If you are planning to humanly review all the pages, then you probably won't get to millions of pages. And thereof can use a simpler system then Nutch.
htdig is not for web indexing and says so in the FAQ. Both Swish-e and ht-dig are for fairly small databases. The next step as far as scalability would be Mnogosearch blob mode and Dataparksearch cache mode. Both which are used for niche web indexing.
Dataparksearch was a branch of Mnogosearch and continued development of cache mode. Meanwhile Mnogosearch went in another direction with blob mode.
I believe ASPseek was once a branch of Mnogosearch or vice-versa. But development and support died years ago but many people still use it. Mnogosearch and Dataparksearch are both very actively supported.
We're working on a niche search engine built on nutch. As noted above, it's not for the faint of heart. It is however very scalable and will easily handle 10's of millions of docs. In addition the user mailing lists are populated with some very friendly and helpful folks - including at least one other member from here.
So far we're still crawling and haven't launched yet. That means the bulk of our traffic is incoming (from the crawl) rather than outgoing. This is the opposite of most webservers. We've got a 20mbs feed towards our server that we negotiated with our ISP for this purpose - and because most of this traffic is the opposite of the norm they were able to give us a heavily discounted rate. I'd expect many ISP's to work the same way. (our current server setup with nutch when crawling will use that entire 20mbs feed. We can scale that up or down just by changing the number of open threads used in the crawl).
In terms of hardware, we were using a P4 2.8 with 2 gigs of RAM and a couple of SATA hard drives. I found the results to be a bit slow so we're upgrading to a dual Xeon 3.06 processors, 8gigs of RAM, and scsi hard drives in a raid 0 configuration. We'll also be investigating some caching tools like OScache to help speed things up. A very rough estimate I've found is about 10 gigs per million pages indexed.
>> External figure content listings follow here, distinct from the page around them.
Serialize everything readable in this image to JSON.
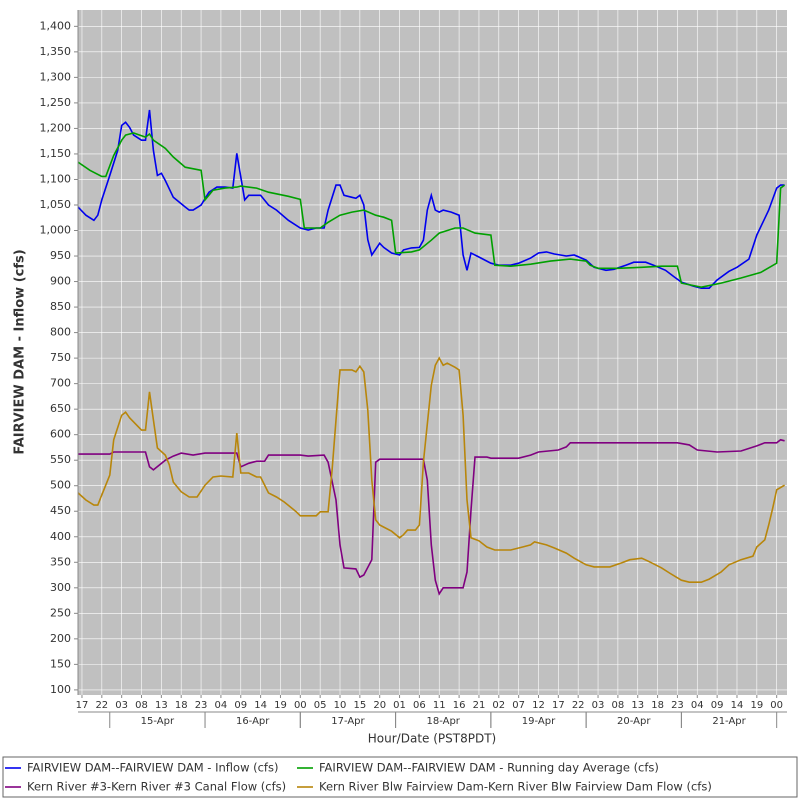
{
  "chart_data": {
    "type": "line",
    "y_label": "FAIRVIEW DAM - Inflow (cfs)",
    "x_label": "Hour/Date (PST8PDT)",
    "xlim": [
      16,
      194.6
    ],
    "ylim": [
      90,
      1432
    ],
    "grid": true,
    "yticks": [
      100,
      150,
      200,
      250,
      300,
      350,
      400,
      450,
      500,
      550,
      600,
      650,
      700,
      750,
      800,
      850,
      900,
      950,
      {
        "value": 1000,
        "label": "1,000"
      },
      {
        "value": 1050,
        "label": "1,050"
      },
      {
        "value": 1100,
        "label": "1,100"
      },
      {
        "value": 1150,
        "label": "1,150"
      },
      {
        "value": 1200,
        "label": "1,200"
      },
      {
        "value": 1250,
        "label": "1,250"
      },
      {
        "value": 1300,
        "label": "1,300"
      },
      {
        "value": 1350,
        "label": "1,350"
      },
      {
        "value": 1400,
        "label": "1,400"
      }
    ],
    "xticks": [
      {
        "value": 17,
        "label": "17"
      },
      {
        "value": 22,
        "label": "22"
      },
      {
        "value": 27,
        "label": "03"
      },
      {
        "value": 32,
        "label": "08"
      },
      {
        "value": 37,
        "label": "13"
      },
      {
        "value": 42,
        "label": "18"
      },
      {
        "value": 47,
        "label": "23"
      },
      {
        "value": 52,
        "label": "04"
      },
      {
        "value": 57,
        "label": "09"
      },
      {
        "value": 62,
        "label": "14"
      },
      {
        "value": 67,
        "label": "19"
      },
      {
        "value": 72,
        "label": "00"
      },
      {
        "value": 77,
        "label": "05"
      },
      {
        "value": 82,
        "label": "10"
      },
      {
        "value": 87,
        "label": "15"
      },
      {
        "value": 92,
        "label": "20"
      },
      {
        "value": 97,
        "label": "01"
      },
      {
        "value": 102,
        "label": "06"
      },
      {
        "value": 107,
        "label": "11"
      },
      {
        "value": 112,
        "label": "16"
      },
      {
        "value": 117,
        "label": "21"
      },
      {
        "value": 122,
        "label": "02"
      },
      {
        "value": 127,
        "label": "07"
      },
      {
        "value": 132,
        "label": "12"
      },
      {
        "value": 137,
        "label": "17"
      },
      {
        "value": 142,
        "label": "22"
      },
      {
        "value": 147,
        "label": "03"
      },
      {
        "value": 152,
        "label": "08"
      },
      {
        "value": 157,
        "label": "13"
      },
      {
        "value": 162,
        "label": "18"
      },
      {
        "value": 167,
        "label": "23"
      },
      {
        "value": 172,
        "label": "04"
      },
      {
        "value": 177,
        "label": "09"
      },
      {
        "value": 182,
        "label": "14"
      },
      {
        "value": 187,
        "label": "19"
      },
      {
        "value": 192,
        "label": "00"
      }
    ],
    "date_labels": [
      {
        "value": 36,
        "label": "15-Apr"
      },
      {
        "value": 60,
        "label": "16-Apr"
      },
      {
        "value": 84,
        "label": "17-Apr"
      },
      {
        "value": 108,
        "label": "18-Apr"
      },
      {
        "value": 132,
        "label": "19-Apr"
      },
      {
        "value": 156,
        "label": "20-Apr"
      },
      {
        "value": 180,
        "label": "21-Apr"
      }
    ],
    "series": [
      {
        "name": "FAIRVIEW DAM--FAIRVIEW DAM - Inflow  (cfs)",
        "color": "#0000ee",
        "x": [
          16,
          18,
          20,
          21,
          22,
          24,
          26,
          27,
          28,
          29,
          30,
          32,
          33,
          34,
          35,
          36,
          37,
          38,
          40,
          43,
          44,
          45,
          47,
          49,
          51,
          53,
          55,
          56,
          58,
          59,
          61,
          62,
          64,
          66,
          69,
          72,
          74,
          76,
          78,
          79,
          81,
          82,
          83,
          85,
          86,
          87,
          88,
          89,
          90,
          92,
          93,
          95,
          97,
          98,
          100,
          102,
          103,
          104,
          105,
          106,
          107,
          108,
          110,
          112,
          113,
          114,
          115,
          117,
          120,
          122,
          125,
          127,
          130,
          132,
          134,
          136,
          139,
          141,
          144,
          146,
          149,
          151,
          154,
          156,
          159,
          161,
          164,
          166,
          168,
          171,
          173,
          175,
          177,
          180,
          182,
          185,
          187,
          190,
          192,
          193,
          194
        ],
        "values": [
          1046,
          1030,
          1020,
          1030,
          1060,
          1108,
          1157,
          1206,
          1212,
          1202,
          1187,
          1177,
          1177,
          1236,
          1157,
          1108,
          1112,
          1098,
          1065,
          1046,
          1040,
          1040,
          1050,
          1075,
          1085,
          1085,
          1083,
          1151,
          1060,
          1069,
          1069,
          1069,
          1050,
          1040,
          1020,
          1005,
          1001,
          1005,
          1005,
          1040,
          1089,
          1089,
          1069,
          1065,
          1063,
          1069,
          1050,
          982,
          952,
          975,
          967,
          956,
          952,
          962,
          966,
          967,
          981,
          1040,
          1069,
          1040,
          1036,
          1040,
          1036,
          1030,
          952,
          922,
          956,
          948,
          936,
          932,
          932,
          936,
          946,
          956,
          958,
          954,
          950,
          952,
          942,
          928,
          922,
          924,
          932,
          938,
          938,
          932,
          922,
          910,
          899,
          891,
          887,
          887,
          903,
          920,
          928,
          944,
          991,
          1040,
          1083,
          1089,
          1089
        ]
      },
      {
        "name": "FAIRVIEW DAM--FAIRVIEW DAM - Running day Average  (cfs)",
        "color": "#00a000",
        "x": [
          16,
          19,
          22,
          23,
          25,
          27,
          28,
          30,
          33,
          34,
          35,
          38,
          40,
          43,
          47,
          48,
          50,
          53,
          56,
          57,
          61,
          64,
          69,
          72,
          73,
          77,
          79,
          82,
          85,
          88,
          91,
          93,
          95,
          96,
          100,
          102,
          105,
          107,
          111,
          113,
          116,
          120,
          121,
          125,
          130,
          135,
          140,
          144,
          145,
          147,
          152,
          158,
          163,
          167,
          168,
          173,
          178,
          183,
          188,
          192,
          193,
          194
        ],
        "values": [
          1134,
          1118,
          1106,
          1106,
          1147,
          1177,
          1187,
          1191,
          1183,
          1189,
          1177,
          1161,
          1144,
          1124,
          1118,
          1060,
          1079,
          1083,
          1085,
          1087,
          1083,
          1075,
          1067,
          1061,
          1005,
          1005,
          1016,
          1030,
          1036,
          1040,
          1030,
          1026,
          1020,
          956,
          958,
          962,
          981,
          995,
          1005,
          1005,
          995,
          991,
          932,
          930,
          934,
          940,
          944,
          940,
          932,
          926,
          926,
          928,
          930,
          930,
          897,
          889,
          897,
          907,
          918,
          936,
          1083,
          1089
        ]
      },
      {
        "name": "Kern River #3-Kern River #3 Canal Flow  (cfs)",
        "color": "#800080",
        "x": [
          16,
          24,
          25,
          33,
          34,
          35,
          38,
          40,
          42,
          45,
          48,
          56,
          57,
          59,
          61,
          63,
          64,
          72,
          74,
          78,
          79,
          81,
          82,
          83,
          86,
          87,
          88,
          90,
          91,
          92,
          96,
          103,
          104,
          105,
          106,
          107,
          108,
          110,
          113,
          114,
          115,
          116,
          119,
          120,
          127,
          130,
          132,
          137,
          139,
          140,
          147,
          167,
          170,
          172,
          177,
          183,
          187,
          189,
          192,
          193,
          194
        ],
        "values": [
          562,
          562,
          566,
          566,
          537,
          531,
          550,
          558,
          564,
          560,
          564,
          564,
          537,
          544,
          548,
          548,
          560,
          560,
          558,
          560,
          546,
          472,
          384,
          339,
          337,
          321,
          325,
          355,
          546,
          552,
          552,
          552,
          511,
          384,
          315,
          288,
          300,
          300,
          300,
          331,
          452,
          556,
          556,
          554,
          554,
          560,
          566,
          570,
          576,
          584,
          584,
          584,
          580,
          570,
          566,
          568,
          578,
          584,
          584,
          590,
          588
        ]
      },
      {
        "name": "Kern River Blw Fairview Dam-Kern River Blw Fairview Dam Flow  (cfs)",
        "color": "#b8860b",
        "x": [
          16,
          18,
          20,
          21,
          22,
          24,
          25,
          27,
          28,
          29,
          30,
          32,
          33,
          34,
          35,
          36,
          38,
          39,
          40,
          42,
          44,
          46,
          48,
          50,
          52,
          55,
          56,
          57,
          59,
          61,
          62,
          64,
          66,
          68,
          71,
          72,
          76,
          77,
          79,
          80,
          81,
          82,
          85,
          86,
          87,
          88,
          89,
          90,
          91,
          92,
          95,
          97,
          98,
          99,
          101,
          102,
          103,
          105,
          106,
          107,
          108,
          109,
          111,
          112,
          113,
          114,
          115,
          117,
          119,
          121,
          125,
          128,
          130,
          131,
          134,
          136,
          139,
          141,
          144,
          146,
          150,
          153,
          155,
          158,
          160,
          163,
          165,
          168,
          170,
          173,
          175,
          178,
          180,
          183,
          186,
          187,
          189,
          190,
          191,
          192,
          194
        ],
        "values": [
          486,
          472,
          462,
          462,
          482,
          521,
          590,
          638,
          644,
          633,
          625,
          609,
          609,
          684,
          629,
          574,
          560,
          541,
          507,
          488,
          478,
          478,
          501,
          517,
          519,
          517,
          603,
          525,
          525,
          517,
          517,
          486,
          478,
          468,
          449,
          441,
          441,
          449,
          449,
          531,
          629,
          727,
          727,
          723,
          734,
          723,
          648,
          511,
          433,
          423,
          411,
          398,
          404,
          413,
          413,
          423,
          546,
          697,
          736,
          750,
          736,
          740,
          732,
          727,
          638,
          472,
          398,
          392,
          380,
          374,
          374,
          380,
          384,
          390,
          384,
          378,
          368,
          358,
          345,
          341,
          341,
          349,
          355,
          358,
          351,
          339,
          329,
          315,
          311,
          311,
          317,
          331,
          345,
          355,
          362,
          380,
          394,
          423,
          456,
          492,
          501
        ]
      }
    ]
  }
}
The other issue we're still working with is defining what pages qualify to be indexed (the tough part for all niche engines I think). If you're building a SE for the country indicated in your profile, you might be able to filter just those domains that match your country's extension. Failing that things get a bit tricker and require some programming.
I've PM'ed you some other info that includes specific sites.